A commission that looked at how the pandemic hit the sector in the earlier waves reported last spring that the mental health impacts of restrictions on residents were similar to those experienced by prisoners in solitary confinement.

NDP Deputy Leader Sara Singh said she was relieved families will be able to reunited with loved ones in long-term care. She also called for the government to do more to address ongoing staffing challenges worsened by the Omicron wave. 

"With far fewer hands to help, we know seniors are not getting the care they need and deserve, and far too many remain isolated in their rooms," Singh wrote in a statement.

Calandra commented this week on a "positive" trend in staff COVID-19 cases after weeks of record-high infection levels among long-term care workers. The Omicron wave has strained the sector's workforce and led to spiking outbreaks, cases and deaths.

The province recently pushed back a deadline for workers to get mandatory third doses of a COVID-19 vaccine, from the end of January to mid-March, because of disruption from Omicron outbreaks. 

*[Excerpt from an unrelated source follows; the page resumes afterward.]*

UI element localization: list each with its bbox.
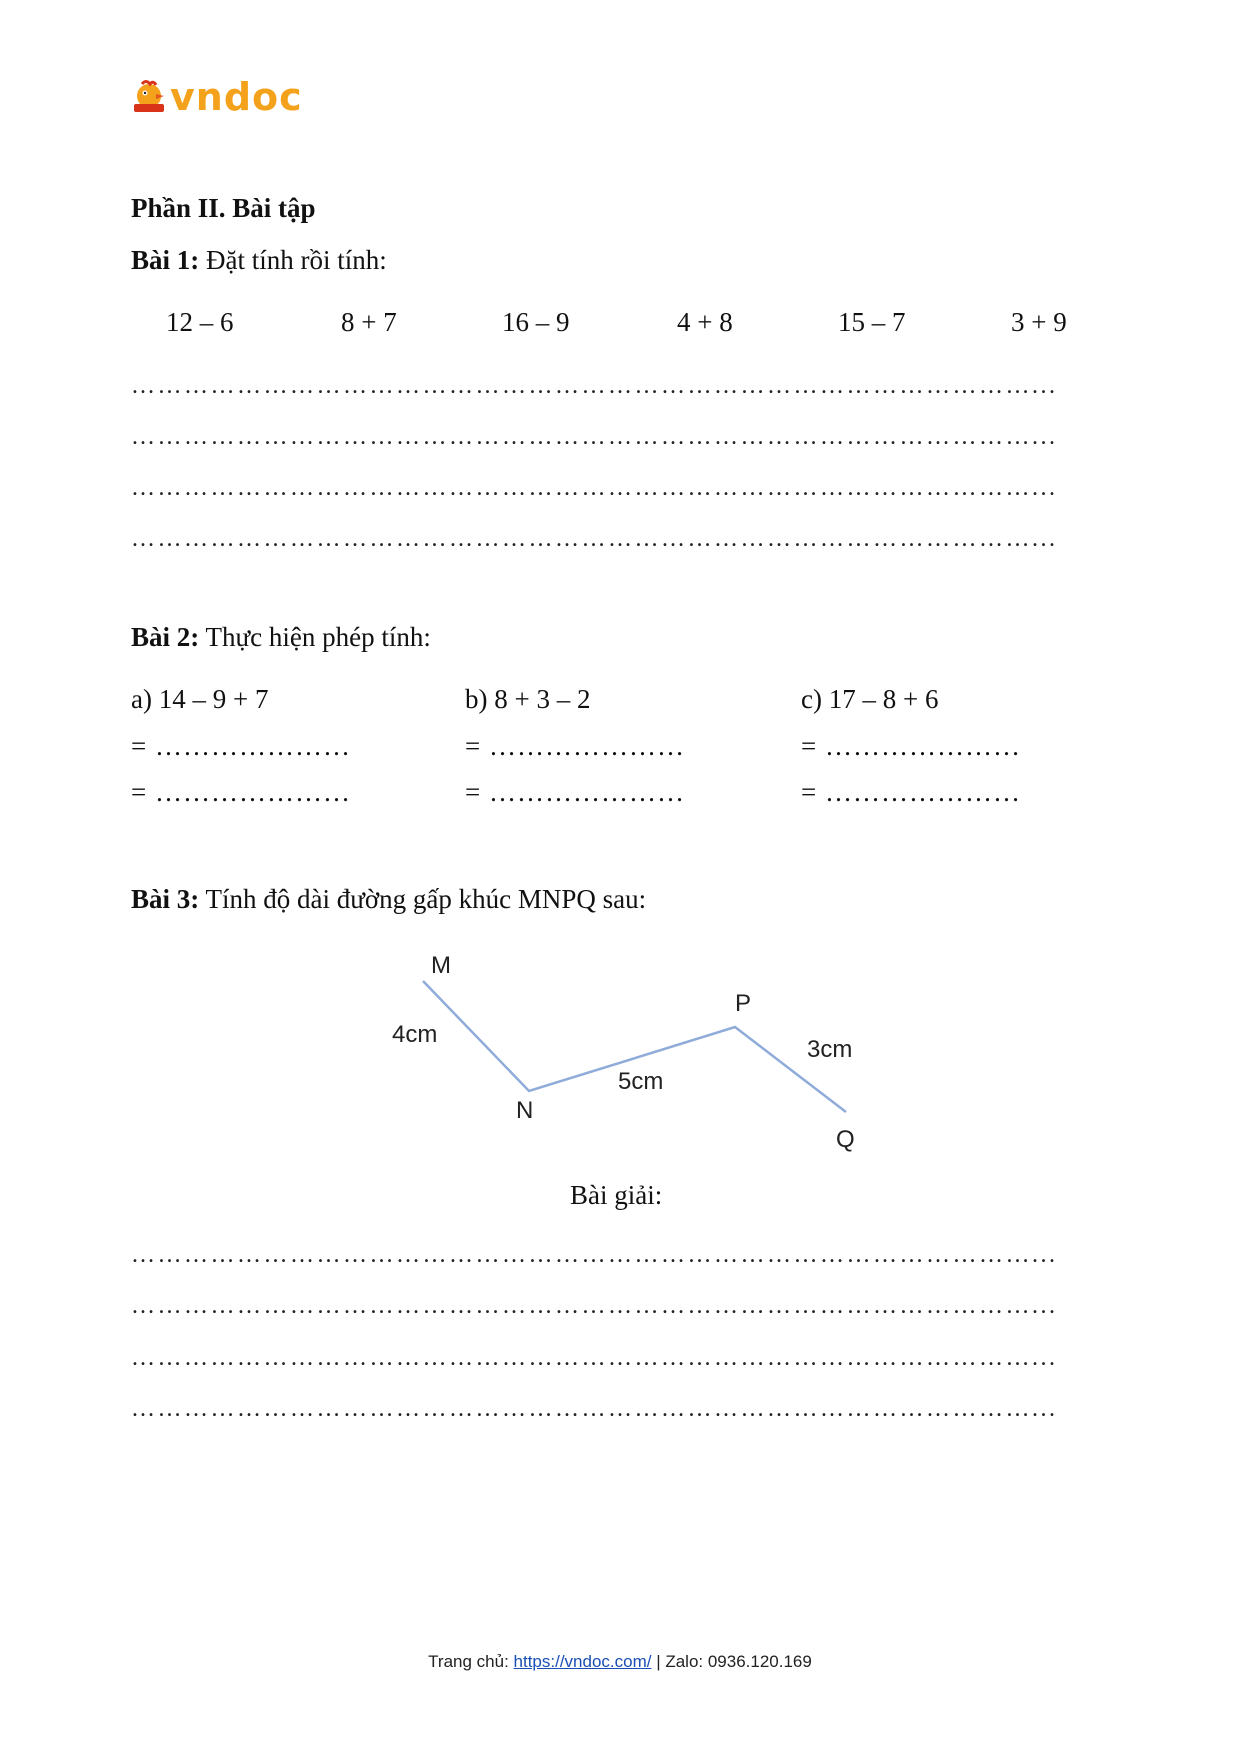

As of Thursday, the province says 84 per cent of eligible long-term care workers had received third COVID-19 shots and 91 per cent of eligible residents had third jabs. Fourth doses are also being offered to residents. 

Outbreak numbers in the sector have begun to drop but still remain high. As of Friday, 50 per cent of long-term care homes in Ontario were reporting outbreaks and 14 more resident deaths were reported from the virus. 

Overall, Ontario reported 58 more COVID-19 deaths on Friday.

There were 2,634 people hospitalized with virus and 517 people in intensive care, down from 2,797 hospitalized and 541 in ICU with COVID-19 on Thursday.